Who the Masons Aren’t

The Lodge’s commitment to tolerance and the brotherhood of all men has produced hostile reactions among many elements interested in keeping people divided and at odds with one another. For this reason, there are times when the Lodge has existed more or less underground. In most times, however, the Lodge operates openly, only keeping certain things private—means of identifying other Masons and details of certain rituals, for example.

These secrets have produced great jealousy and suspicion, which has in turn led to confusion about who Masons really are. One common confusion is conflating any group with secrets with the Lodge, or confusing the Lodge—a society with secrets—with various secret societies. Here is a quick look at some other fraternal orders that are often confused with the Lodge.

The Illuminati

The Ancient Illuminated Seers of Bavaria was a secret society founded by the defrocked Jesuit Adam Weishaupt in Ingolstadt, Bavaria in 1776. This was the height of the Enlightenment, a movement to secularize institutions of power and bring about democratic republican political changes to Europe. Because of the threats these ideas posed to the ruling Church and aristocracy, many “freethinkers” had to operate in secret, and the Illuminati (as Weishaupt’s group called themselves) were no different. Almost immediately the group came under suspicion, and was the object of conspiracy theories around the time of the French Revolution.
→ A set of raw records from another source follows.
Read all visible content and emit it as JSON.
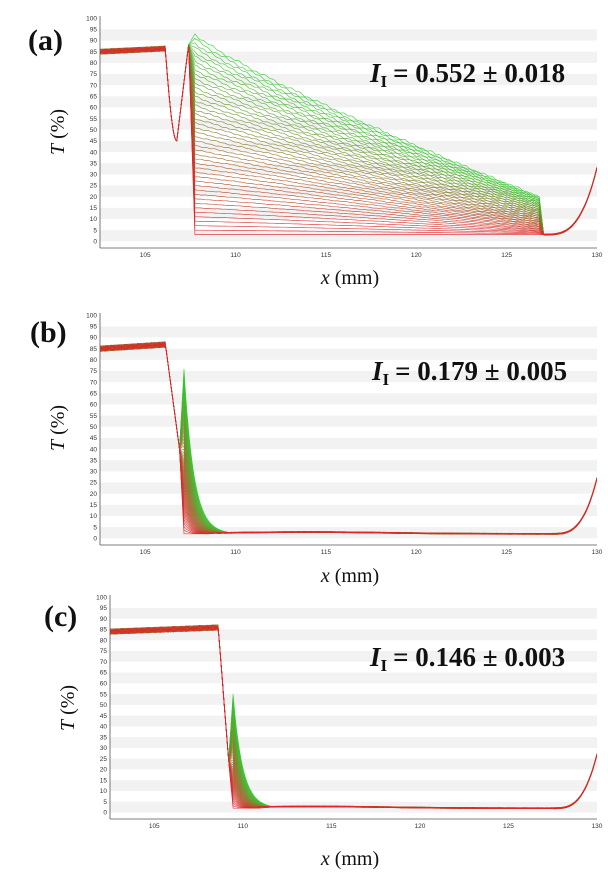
{
  "chart_data": [
    {
      "type": "line",
      "panel_label": "(a)",
      "xlabel_var": "x",
      "xlabel_unit": "(mm)",
      "ylabel_var": "T",
      "ylabel_unit": "(%)",
      "xlim": [
        102.5,
        130
      ],
      "ylim": [
        -3,
        101
      ],
      "xticks": [
        105,
        110,
        115,
        120,
        125,
        130
      ],
      "yticks": [
        0,
        5,
        10,
        15,
        20,
        25,
        30,
        35,
        40,
        45,
        50,
        55,
        60,
        65,
        70,
        75,
        80,
        85,
        90,
        95,
        100
      ],
      "grid": "horizontal bands",
      "annotation_var": "I",
      "annotation_sub": "I",
      "annotation_value": "= 0.552 ± 0.018",
      "color_gradient": [
        "#e8202a",
        "#2ecc2e"
      ],
      "profile": {
        "plateau": 85,
        "dip1_x": 106.4,
        "dip1_depth": 45,
        "edge_x": 107.4,
        "peak_max": 93,
        "peak_min": 3,
        "tail_end_x": 126.8,
        "tail_end_max": 20,
        "floor": 3,
        "end_rise": 33
      },
      "series": []
    },
    {
      "type": "line",
      "panel_label": "(b)",
      "xlabel_var": "x",
      "xlabel_unit": "(mm)",
      "ylabel_var": "T",
      "ylabel_unit": "(%)",
      "xlim": [
        102.5,
        130
      ],
      "ylim": [
        -3,
        101
      ],
      "xticks": [
        105,
        110,
        115,
        120,
        125,
        130
      ],
      "yticks": [
        0,
        5,
        10,
        15,
        20,
        25,
        30,
        35,
        40,
        45,
        50,
        55,
        60,
        65,
        70,
        75,
        80,
        85,
        90,
        95,
        100
      ],
      "grid": "horizontal bands",
      "annotation_var": "I",
      "annotation_sub": "I",
      "annotation_value": "= 0.179 ± 0.005",
      "color_gradient": [
        "#e8202a",
        "#2ecc2e"
      ],
      "profile": {
        "plateau": 85,
        "dip1_x": 106.4,
        "dip1_depth": 40,
        "edge_x": 106.9,
        "peak_max": 76,
        "peak_min": 2,
        "floor": 2,
        "end_rise": 27
      },
      "series": []
    },
    {
      "type": "line",
      "panel_label": "(c)",
      "xlabel_var": "x",
      "xlabel_unit": "(mm)",
      "ylabel_var": "T",
      "ylabel_unit": "(%)",
      "xlim": [
        102.5,
        130
      ],
      "ylim": [
        -3,
        101
      ],
      "xticks": [
        105,
        110,
        115,
        120,
        125,
        130
      ],
      "yticks": [
        0,
        5,
        10,
        15,
        20,
        25,
        30,
        35,
        40,
        45,
        50,
        55,
        60,
        65,
        70,
        75,
        80,
        85,
        90,
        95,
        100
      ],
      "grid": "horizontal bands",
      "annotation_var": "I",
      "annotation_sub": "I",
      "annotation_value": "= 0.146 ± 0.003",
      "color_gradient": [
        "#e8202a",
        "#2ecc2e"
      ],
      "profile": {
        "plateau": 84,
        "dip1_x": 108.9,
        "dip1_depth": 24,
        "edge_x": 109.2,
        "peak_max": 55,
        "peak_min": 2,
        "floor": 2,
        "end_rise": 27
      },
      "series": []
    }
  ]
}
These conspiracies appear to be overdrawn, and while Weishaupt seems to have adopted certain practices from the Masonic Lodge, the Illuminati were not Masons—most members could probably not profess belief in God. The order seems to have collapsed under internal divisions and official oppression within about 50 years of its founding, though some occult orders claim to be its rightful heirs. Figuring out which of the many competitors to this title is legitimate is a task for someone with the patience of Job.

Skull and Bones

Skull and Bones was founded at Yale University in the 1830s amid a controversy over certain student awards. Each year the organization “taps” 15 distinguished juniors to join the society the next year. The organization is not much different from your typical fraternity, except that it draws its members further along in their college careers and focuses on campus leaders. Also unlike most fraternities, the group is now co-ed, and racially diverse. Because it seeks out the most distinguished young people at one of America’s most distinguished universities, many “Bonesmen” have gone on to positions of public distinction, including President William H. Taft and both Presidents Bush.
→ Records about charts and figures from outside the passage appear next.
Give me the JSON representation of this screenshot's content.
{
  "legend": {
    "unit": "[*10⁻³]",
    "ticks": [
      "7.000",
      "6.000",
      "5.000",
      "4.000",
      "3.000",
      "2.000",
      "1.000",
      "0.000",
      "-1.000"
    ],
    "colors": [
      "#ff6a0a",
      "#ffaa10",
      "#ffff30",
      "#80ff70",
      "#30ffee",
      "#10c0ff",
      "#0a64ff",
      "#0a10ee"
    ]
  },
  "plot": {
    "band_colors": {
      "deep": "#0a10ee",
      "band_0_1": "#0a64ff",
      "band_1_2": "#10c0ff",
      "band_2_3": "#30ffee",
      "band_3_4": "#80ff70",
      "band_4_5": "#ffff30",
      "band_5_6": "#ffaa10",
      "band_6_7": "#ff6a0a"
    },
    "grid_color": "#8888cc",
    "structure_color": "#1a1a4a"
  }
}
While there are undoubtedly some Masons who have also been Bonesmen (President Taft, for example), the organizations have no amity or formal connection. For one thing, S&B now accepts women, and the Lodge does not. Like the Lodge, S&B has been the subject of a number of conspiracy theories, despite the rather public nature of their operations and membership.
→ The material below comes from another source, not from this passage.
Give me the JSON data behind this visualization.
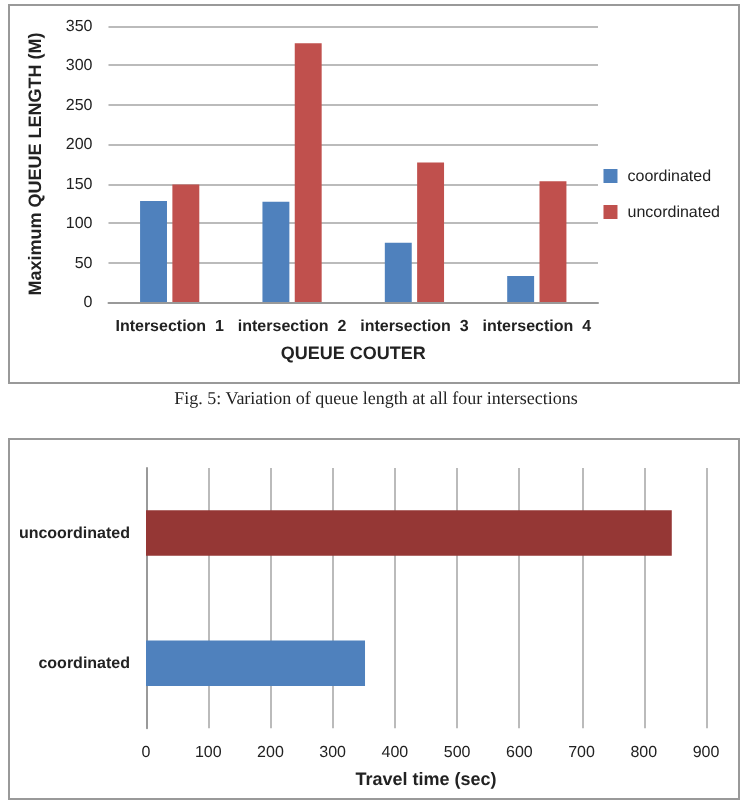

There are a number of other charitable, fraternal organizations which are often confused with the Lodge. The Independent Order of Oddfellows has a terrific name and a great reputation for community service, but they are not Masons and one is not required to be a Mason to join. The Elks also require a belief in God and engage in charity, but both the Odd Fellows and Elks are more properly “belevolent societies,” in that they were founded to assist fellow members in need. Both these and the Moose Lodge are largely social organizations, and while many Masons belong to these organizations, they are not Masons nor is Masonic initiation required for membership (as it is in such organizations as the Shriners).